Any feedback on the following will help
* Acceptable write IO latency
o WAL
o Data
o Temp
o ...
* Acceptable read IO latency
* Any other storage/drive related advice
Regards
Riaan
On 2026/02/11 01:13, Riaan Stander wrote:
Good day
We host our own Postgres (v17) server on-prem as the backbone of our
SaS application. It's a fairly busy OLTP application with a database
per tenant strategy. This obviously does complicate our setup.
Our hosting platform is as follows:
3 x Host Servers running Microsoft Storage Spaces in a 3 way mirror
Ubuntu VM hosting Postgres
A few months ago we had some severe performance issues with lots of
queries and writing operations just pending. After some deep
investigation we started realizing that it was disk IO causing the
issue. We used iostat and could see the write await was above 30ms and
sometimes even spiking much higher. This was resolved by moving our
backups (made with Veeam) from backing up the primary to a slave on
other infrastructure. Our current happy state where clients are not
experiencing issues is a iostat write await of 5ms and lower.

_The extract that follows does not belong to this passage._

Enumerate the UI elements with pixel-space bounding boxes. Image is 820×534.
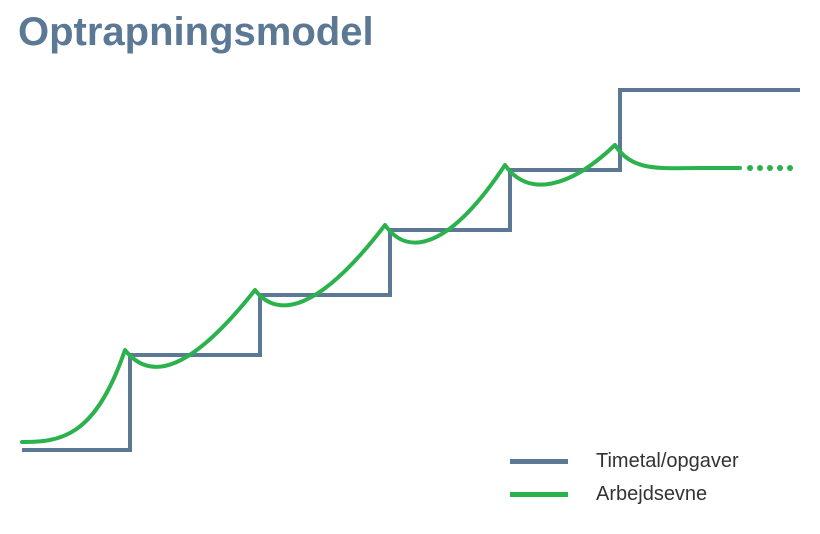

All was good for a few months until recently when this issue started
again. This time it could not be the backups. We had various hardware
vendors involved, but at some point it came to light that the Storage
Spaces hardware are all mechanical disks with NVME only used for
Storage Spaces journaling and caching. There are now some discussions
of upgrading drives to SSD, but my concern is that this is not
guaranteed to solve the issue. Especially with the 3 way mirror it
seems all writes will go to the other hosts before returning. So
latency is almost impossible to remove.
So now my question. I started running some IO tests using fio,
pg_test_fsync & pg_test_timing. Before we spend days/months trying to
tune Postgres settings I'm trying to get some definitive published
information about what IO numbers I should expect when running plain
hardware tests with Postgres completely out of the loop. I've seen
some info about 1ms and less write latency is what you want for WAL.
My logic says that if you have a stiffie drive for storage you can
tune it, but you still have a stiffie drive.
These are the tests I've run so far
1. WAL-Style Latency Test (4K random sync writes)
fio --name=wal-latency --filename=$TESTDIR/fio_wal_test --size=2G
--rw=randwrite --bs=4k --iodepth=1 --ioengine=libaio --direct=1
--fsync=1 --runtime=60 --group_reporting
2. Random Read IOPS Test (index lookup simulation)
fio --name=index-read --filename=$TESTDIR/fio_index_test --size=8G
--rw=randread --bs=4k --iodepth=32 --ioengine=libaio --direct=1
--runtime=60 --group_reporting
3. Mixed OLTP Test (70% read / 30% write)
fio --name=oltp-mixed --filename=$TESTDIR/fio_oltp_mixed --size=8G
--rw=randrw --rwmixread=70 --bs=8k --iodepth=32 --ioengine=libaio
--direct=1 --runtime=60 --group_reporting
4. Checkpoint Burst Test (sequential write pressure)
fio --name=checkpoint-burst --filename=$TESTDIR/fio_checkpoint
--size=20G --rw=write --bs=1M --iodepth=64 --ioengine=libaio
--direct=1 --runtime=60 --group_reporting
5. PostgreSQL fsync Code Path Test
pg_test_fsync -f $TESTDIR/pg_test_fsync
6. Timer / Scheduling Jitter Test
pg_test_timing -d 3
Regards
Riaan